Em conformidade com esse entendimento, em 2002, em entrevista à Revista Radis da Fundação Osvaldo Cruz, publicada um ano após na Revista Trabalho Educação e Saúde, Sergio Arouca, um dos principais ativistas nos movimentos pela reforma da saúde no país, diz que “a sua luta naquele momento, em 2002, era pela retomada dos princípios da reforma sanitária, pois na sua avaliação ‘a reforma acabou se resumindo à criação do Sistema Único de Saúde’ – SUS”.
A busca pela perspectiva ampliada do conceito de saúde produziu, ao longo das últimas décadas, a necessidade de uma ressignificação do processo de trabalho e da produção da assistência em saúde. As resistências ao forte segmento médico-industrial, amplamente patrocinado pelo Ministério da Previdência e Assistência Social, a oposição ao modelo de formação biologicista, com ênfase na especialização e no conhecimento fragmentado do processo saúde-doença, foram ativando novas ideias e propostas que passaram a ser sintetizadas pelos movimentos sociais, pelos sindicatos e pelas forças progressistas da universidade.
Nesse contexto, a 8ª Conferência Nacional de Saúde, em 1986, constituiu um dos espaços mais expressivos de ativações de mudanças no modo de pensar a saúde no Brasil. Neste evento mais de cinco mil representantes de todos os segmentos da sociedade civil problematizaram acerca de um novo entendimento de saúde para o país, garantindo na Carta Constitucional Brasileira de 1988, por meio de emenda popular, a saúde como direito do cidadão e dever do Estado. O conteúdo textual produzido na 8ª Conferência resulta no nascimento do Sistema Único de Saúde (SUS).
A RSB, portanto, significou o reverso dos reformismos setoriais empreendidos pelos organismos internacionais, entre esses, a Organização Mundial da Saúde (OMS), o Banco Mundial (BM) e a Organização Pan-Americana da Saúde (OPAS) que se orientaram, como já referi acima, por um ideário propiciador do projeto neoliberal para a América Latina.
Com origem, portanto, nos movimentos sociais, pleno de princípios e diretrizes que o credenciam como um sistema público de saúde exemplar para o mundo inteiro, o SUS tem enfrentado inúmeras dificuldades para cumprir tudo que lhe compete.

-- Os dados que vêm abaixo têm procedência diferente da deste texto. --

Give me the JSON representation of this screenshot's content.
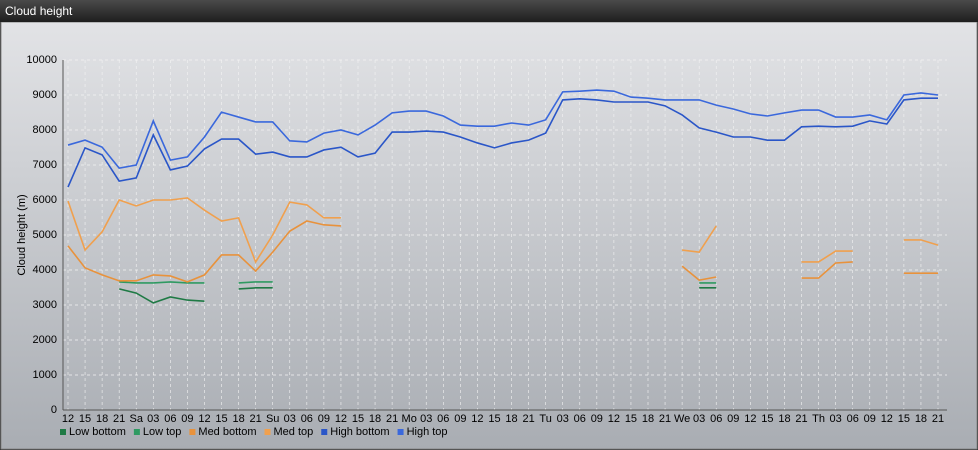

Garantido na Constituição Federal de 1988 e regulamentado pelas Leis 8.080/90 e 8.142/90 que determinam os princípios legais para o funcionamento de sua rede assistencial, o SUS é orientado pelo atendimento integral, pela priorização das ações preventivas, entre essas, as ações de vigilância sanitária, vigilância epidemiológica, saúde do trabalhador, sem o descuido das ações assistenciais, pelo controle da população sobre os serviços oferecidos e pela descentralização, mas com direção única em cada esfera de governo.
Contudo, o SUS sofreu décadas de críticas diárias pela mídia corporativa, defensora dos interesses neoliberais de mercantilização da saúde. A população inundada pelas críticas ao sistema e mal informada foi quase convencida sobre a sua inoperância. Foi necessário o enfrentamento de uma pandemia no mundo para que as forças reacionárias a favor da privatização absoluta da saúde fossem brecadas. É importante salientar que durante o governo de extrema direita do inominável e inelegível foram feitas várias tentativas para desmantelar o sistema, como a publicação de um decreto que previa a concessão das Unidades Básicas de Saúde à iniciativa privada, posteriormente extinto pela reação da sociedade civil e política.
Durante a pandemia o SUS foi o grande protagonista no enfrentamento do vírus letal Covid-19. Reconhecido mundialmente, como uma política pública plenamente eficaz orientada pelos princípios da universalidade, da equidade, da integralidade, da descentralização e da participação popular, o sistema foi reacreditado como um poderoso instrumento no combate à desigualdade social. Saúde sempre ao nosso imprescindível e único SUS!